The scenario, one pharmacist told us, is a little like buying airline tickets online.

"There might be five or 10 different prices a consumer might pay for a given flight from Boston to San Francisco. Similarly with prescription drugs, there are five or six different prices that consumers pay -- there's a hospital price, there's a wholesale price and an average wholesale price. All this is intended to confuse the marketplace," Tufts New England Medical Center spokesman Bill Gouveia said.

The Massachusetts medical society will soon make an aggressive push to standardize drug pricing with a statewide formulary. Welch said that the idea, which was recently passed in Maine, forces drug companies to lower prices. "The state draws up a list of what they consider to be the best drug for all the given purposes. If a drug goes on that statewide formulary, it's the one that's recommended, but it only goes on that list if the drug maker agrees to a steep discount -- in the range of 30 percent," Welch said.

But the few states that have tried to implement this type of plan have faced big legal battles from PhRMA. The Maine case is now before the U.S. Supreme Court.

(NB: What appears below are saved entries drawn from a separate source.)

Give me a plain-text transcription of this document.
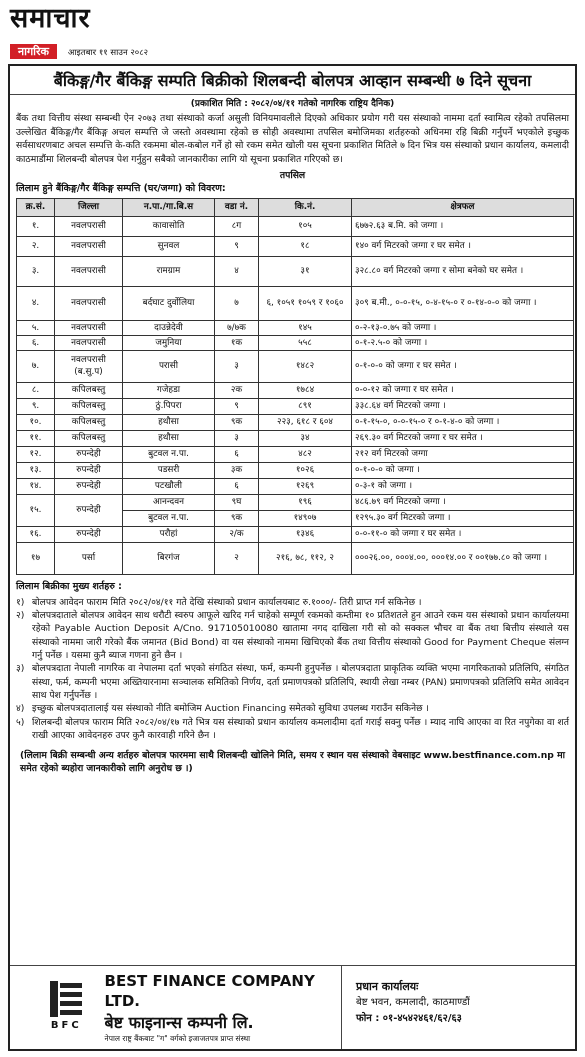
समाचार
नागरिक आइतबार ११ साउन २०८२
बैंकिङ्ग/गैर बैंकिङ्ग सम्पति बिक्रीको शिलबन्दी बोलपत्र आव्हान सम्बन्धी ७ दिने सूचना
(प्रकाशित मिति : २०८२/०४/११ गतेको नागरिक राष्ट्रिय दैनिक)

बैंक तथा वित्तीय संस्था सम्बन्धी ऐन २०७३ तथा संस्थाको कर्जा असुली विनियमावलीले दिएको अधिकार प्रयोग गरी यस संस्थाको नाममा दर्ता स्वामित्व रहेको तपसिलमा उल्लेखित बैंकिङ्ग/गैर बैंकिङ्ग अचल सम्पत्ति जे जस्तो अवस्थामा रहेको छ सोही अवस्थामा तपसिल बमोजिमका शर्तहरुको अधिनमा रहि बिक्री गर्नुपर्ने भएकोले इच्छुक सर्वसाधरणबाट अचल सम्पत्ति के-कति रकममा बोल-कबोल गर्ने हो सो रकम समेत खोली यस सूचना प्रकाशित मितिले ७ दिन भित्र यस संस्थाको प्रधान कार्यालय, कमलादी काठमाडौंमा शिलबन्दी बोलपत्र पेश गर्नुहुन सबैको जानकारीका लागि यो सूचना प्रकाशित गरिएको छ।

तपसिल
लिलाम हुने बैंकिङ्ग/गैर बैंकिङ्ग सम्पत्ति (घर/जग्गा) को विवरण:
क्र.सं.	जिल्ला	न.पा./गा.बि.स	वडा नं.	कि.नं.	क्षेत्रफल
१.	नवलपरासी	कावासोति	८ग	१०५	६७७२.६३ ब.मि. को जग्गा ।
२.	नवलपरासी	सुनवल	९	१८	१४० वर्ग मिटरको जग्गा र घर समेत ।
३.	नवलपरासी	रामग्राम	४	३१	३२८.८० वर्ग मिटरको जग्गा र सोमा बनेको घर समेत ।
४.	नवलपरासी	बर्दघाट दुर्वोलिया	७	६, १०५१ १०५९ र १०६०	३०९ ब.मी., ०-०-१५, ०-४-१५-० र ०-१४-०-० को जग्गा ।
५.	नवलपरासी	दाउन्नेदेवी	७/७क	१४५	०-२-१३-०.७५ को जग्गा ।
६.	नवलपरासी	जमुनिया	१क	५५८	०-१-२.५-० को जग्गा ।
७.	नवलपरासी (ब.सु.प)	परासी	३	१४८२	०-१-०-० को जग्गा र घर समेत ।
८.	कपिलबस्तु	गजेहडा	२क	१७८४	०-०-१२ को जग्गा र घर समेत ।
९.	कपिलबस्तु	ठुं.पिपरा	९	८९१	३३८.६४ वर्ग मिटरको जग्गा ।
१०.	कपिलबस्तु	हथौसा	९क	२२३, ६१८ र ६०४	०-१-१५-०, ०-०-१५-० र ०-१-४-० को जग्गा ।
११.	कपिलबस्तु	हथौसा	३	३४	२६९.३० वर्ग मिटरको जग्गा र घर समेत ।
१२.	रुपन्देही	बुटवल न.पा.	६	४८२	२१२ वर्ग मिटरको जग्गा
१३.	रुपन्देही	पडसरी	३क	१०२६	०-१-०-० को जग्गा ।
१४.	रुपन्देही	पटखौली	६	१२६९	०-३-१ को जग्गा ।
१५.	रुपन्देही	आनन्दवन	९घ	१९६	४८६.७९ वर्ग मिटरको जग्गा ।
		बुटवल न.पा.	९क	१४९०७	१२९५.३० वर्ग मिटरको जग्गा ।
१६.	रुपन्देही	परौहां	२/क	१३४६	०-०-११-० को जग्गा र घर समेत ।
१७	पर्सा	बिरगंज	२	२१६, ७८, ११२, २	०००२६.००, ०००४.००, ०००१४.०० र ००१७७.८० को जग्गा ।
लिलाम बिक्रीका मुख्य शर्तहरु :
१) बोलपत्र आवेदन फाराम मिति २०८२/०४/११ गते देखि संस्थाको प्रधान कार्यालयबाट रु.१०००/- तिरी प्राप्त गर्न सकिनेछ ।
२) बोलपत्रदाताले बोलपत्र आवेदन साथ धरौटी स्वरुप आफूले खरिद गर्न चाहेको सम्पूर्ण रकमको कम्तीमा १० प्रतिशतले हुन आउने रकम यस संस्थाको प्रधान कार्यालयमा रहेको Payable Auction Deposit A/Cno. 917105010080 खातामा नगद दाखिला गरी सो को सक्कल भौचर वा बैंक तथा बित्तीय संस्थाले यस संस्थाको नाममा जारी गरेको बैंक जमानत (Bid Bond) वा यस संस्थाको नाममा खिचिएको बैंक तथा वित्तीय संस्थाको Good for Payment Cheque संलग्न गर्नु पर्नेछ । यसमा कुनै ब्याज गणना हुने छैन ।
३) बोलपत्रदाता नेपाली नागरिक वा नेपालमा दर्ता भएको संगठित संस्था, फर्म, कम्पनी हुनुपर्नेछ । बोलपत्रदाता प्राकृतिक व्यक्ति भएमा नागरिकताको प्रतिलिपि, संगठित संस्था, फर्म, कम्पनी भएमा अख्तियारनामा सञ्चालक समितिको निर्णय, दर्ता प्रमाणपत्रको प्रतिलिपि, स्थायी लेखा नम्बर (PAN) प्रमाणपत्रको प्रतिलिपि समेत आवेदन साथ पेश गर्नुपर्नेछ ।
४) इच्छुक बोलपत्रदातालाई यस संस्थाको नीति बमोजिम Auction Financing समेतको सुविधा उपलब्ध गराउँन सकिनेछ ।
५) शिलबन्दी बोलपत्र फाराम मिति २०८२/०४/१७ गते भित्र यस संस्थाको प्रधान कार्यालय कमलादीमा दर्ता गराई सक्नु पर्नेछ । म्याद नाघि आएका वा रित नपुगेका वा शर्त राखी आएका आवेदनहरु उपर कुनै कारवाही गरिने छैन ।

(लिलाम बिक्री सम्बन्धी अन्य शर्तहरु बोलपत्र फारममा साथै शिलबन्दी खोलिने मिति, समय र स्थान यस संस्थाको वेबसाइट www.bestfinance.com.np मा समेत रहेको ब्यहोरा जानकारीको लागि अनुरोध छ ।)

BFC
BEST FINANCE COMPANY LTD.
बेष्ट फाइनान्स कम्पनी लि.
नेपाल राष्ट्र बैंकबाट "ग" वर्गको इजाजतपत्र प्राप्त संस्था
प्रधान कार्यालयः
बेष्ट भवन, कमलादी, काठमाण्डौं
फोन : ०१-४५४२४६१/६२/६३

"Along with price controls automatically comes access restrictions. And we want to be able to make sure patients truly have access to the best medicines, that they be able to have the medicines that their doctor think is best for them, and not to have those decisions made by a bureaucrat or politician," PhRMA spokesman Alan Holmer said.

Dr. Patricia Hopkins agrees that whatever happens, doctors must be in control of what is prescribed -- something that's already difficult as insurers set their own formularies of what is paid for and what is not.

"The baby boomers are all going to be the peak population group in the next 10 years and right now we're floundering? At this point, it's not going to improve," Hopkins said.

"I look forward to a long life, a healthy life. This medication works (but) it has been a huge impact on my life. Prescription costs are too high. I don't think that's right," Swimm said.